The Mountains elective has been exploring the geography of the world's major mountain ranges. While doing so, students have researched international trips to mountain destinations of their wildest dreams. They have created budgets, phrase books, and itineraries for activities centered around mountain pursuits and culture in far away places. The Mountains class has also honed their skills at the Bend Rock Gym. At the BRG, each member of the class has set and tracked climbing goals on a weekly basis for both bouldering and roped climbing. In the final weeks of the trimester, students will plan a trip into a Northwest range of their choice and address the age old question of why people are drawn to climb mountains.
History's most famous answer to this question came from George Mallory at a press conference in 1922. Mallory replied, "Because it's there," when asked why he wanted to climb Mount Everest.
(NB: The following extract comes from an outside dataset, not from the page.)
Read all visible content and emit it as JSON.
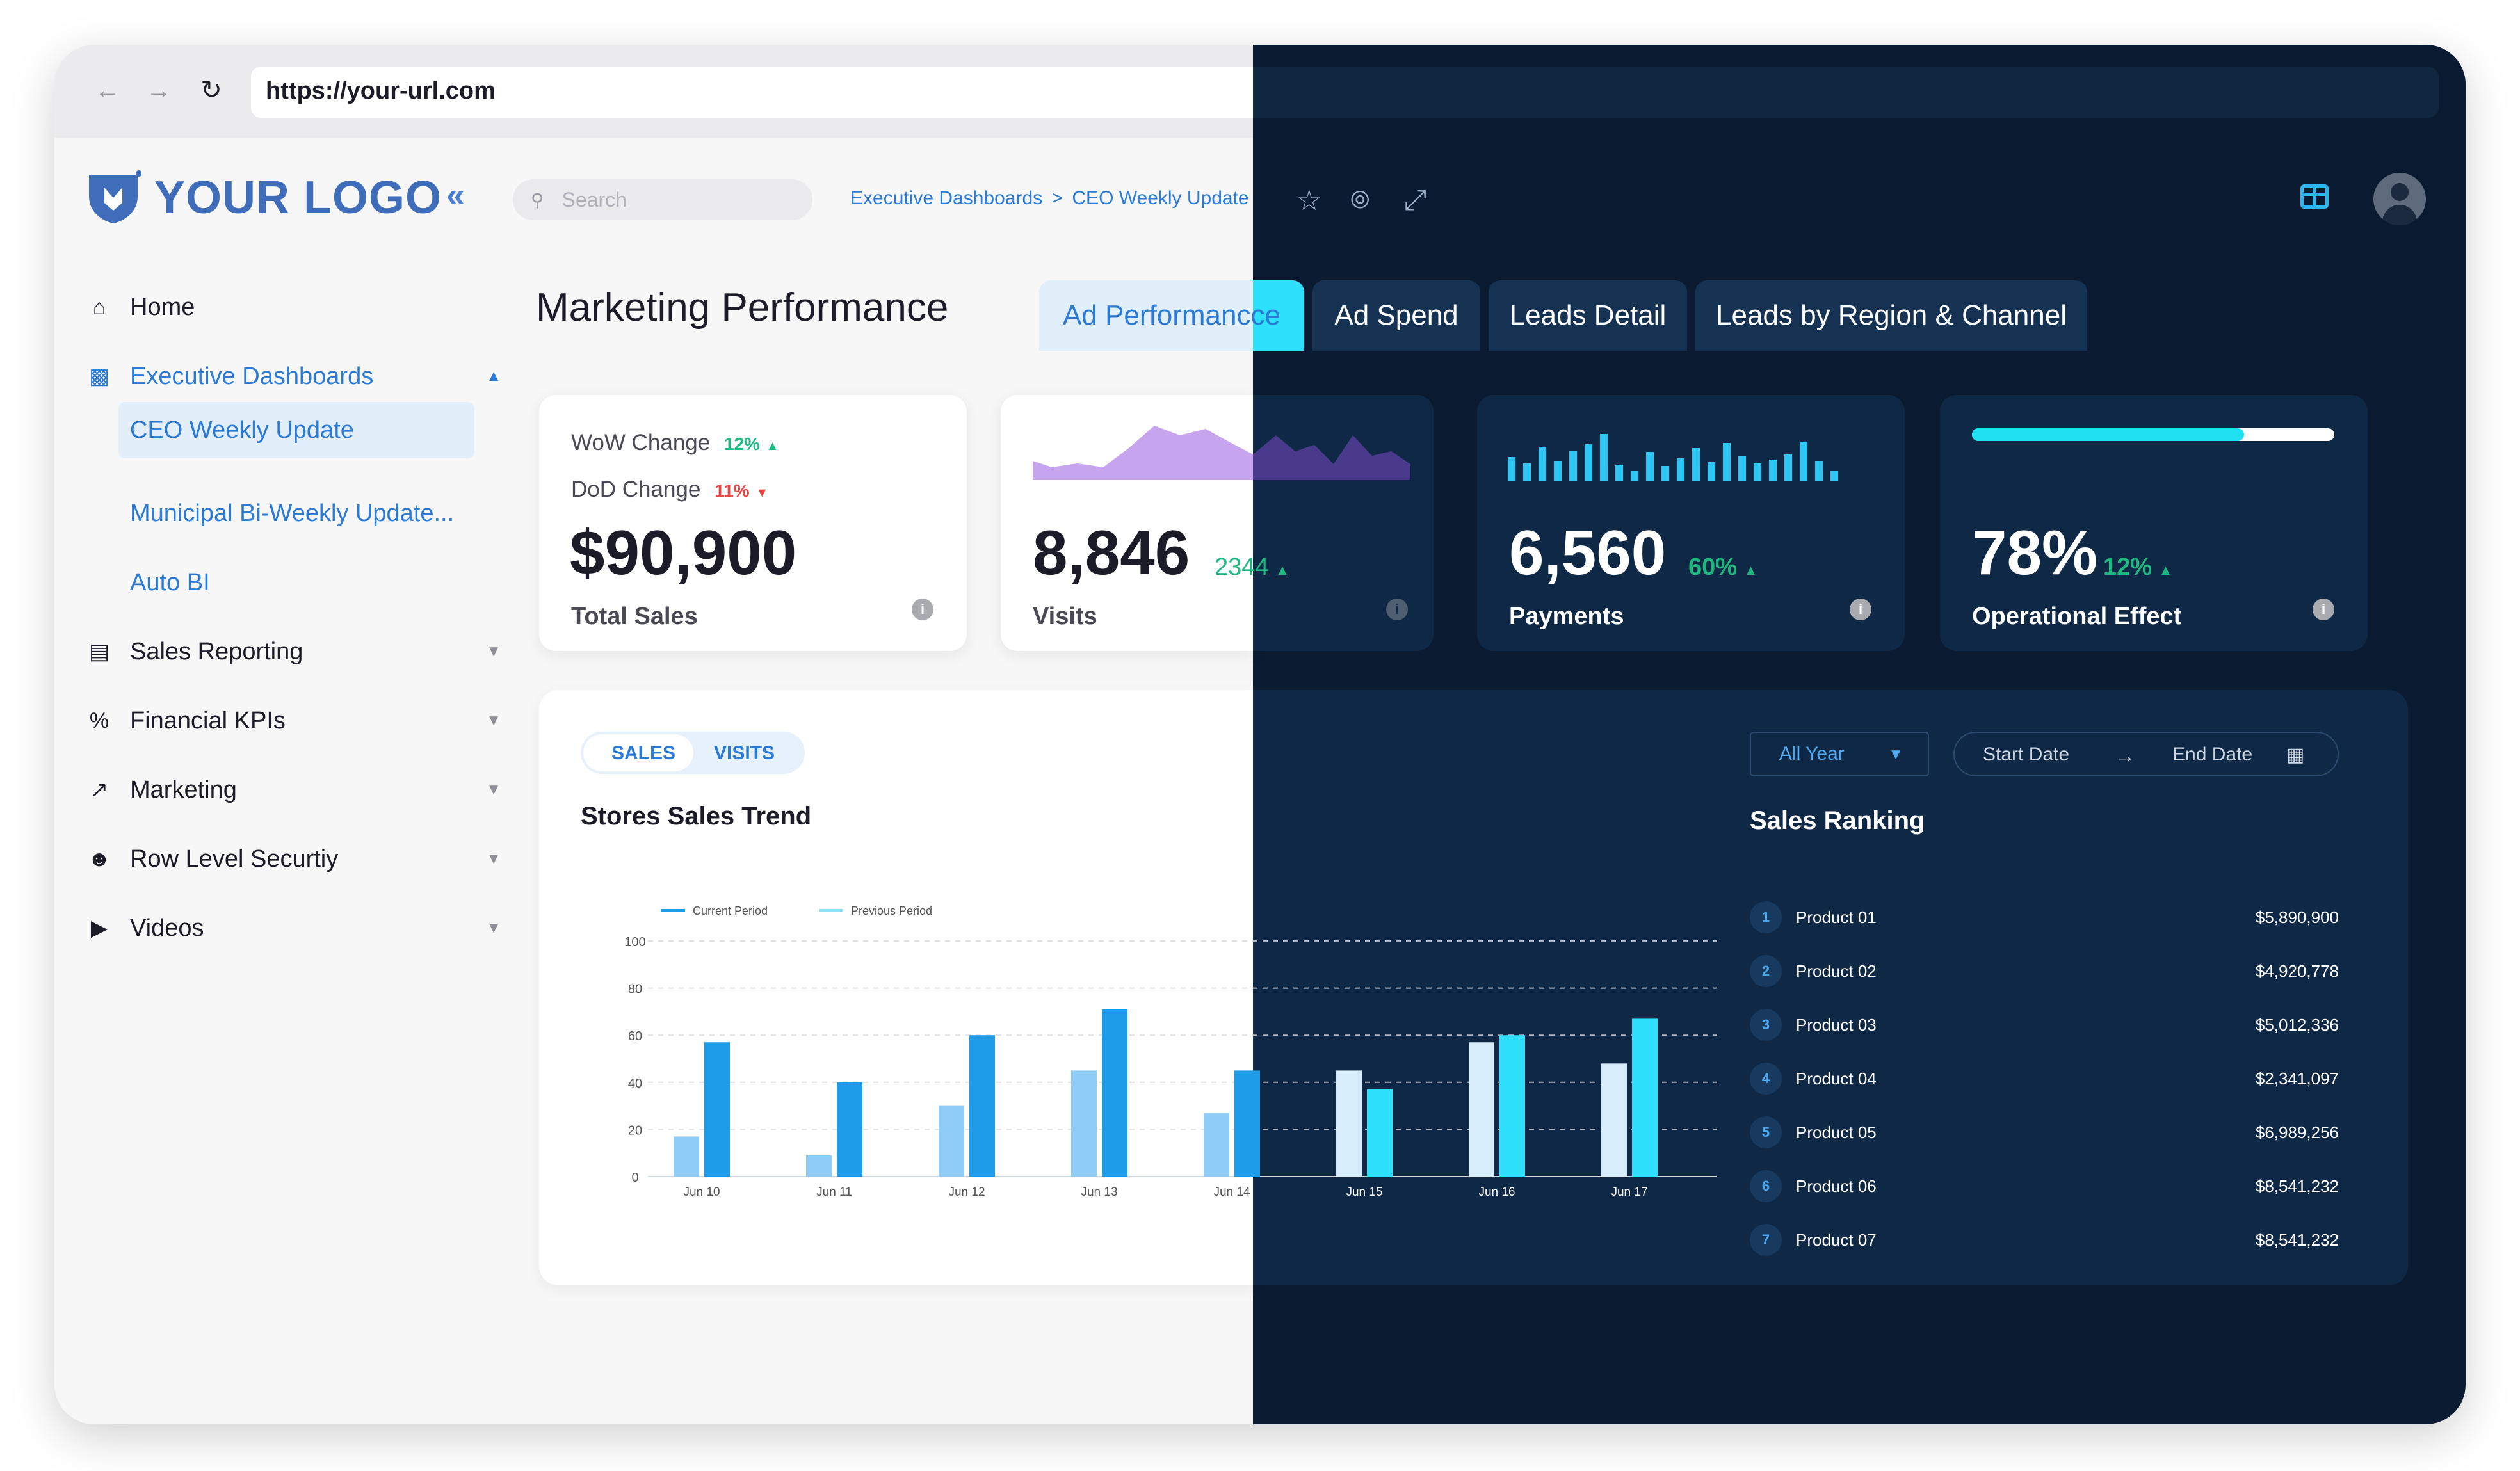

His answer instantly captured public interest and has endured the test of time, maybe because it conveys just the right balance of truth and mystery. Looking into this question led us to others: Why explore the unknown? How can we benefit from understanding different cultures and landscapes? Why are some of the "best" adventures concocted with unavoidable, even planned, doses of discomfort? Why do people voluntarily abandon the security and support of the modern world? Are these pursuits really "fun"? If so, is it still fun when we fail?
In addressing these questions, our class will culminate with discussions and writings around resilience and the benefits of learned skills, self-reliance and teamwork in tough situations. We will reference historic examples of exploration into remote landscapes and explore how grit and skill merge in almost any worthwhile pursuit. Finally, students will reflect on the satisfaction of setting and achieving goals in various areas of their lives. And then we'll head back to the BRG to continue the process...and have fun.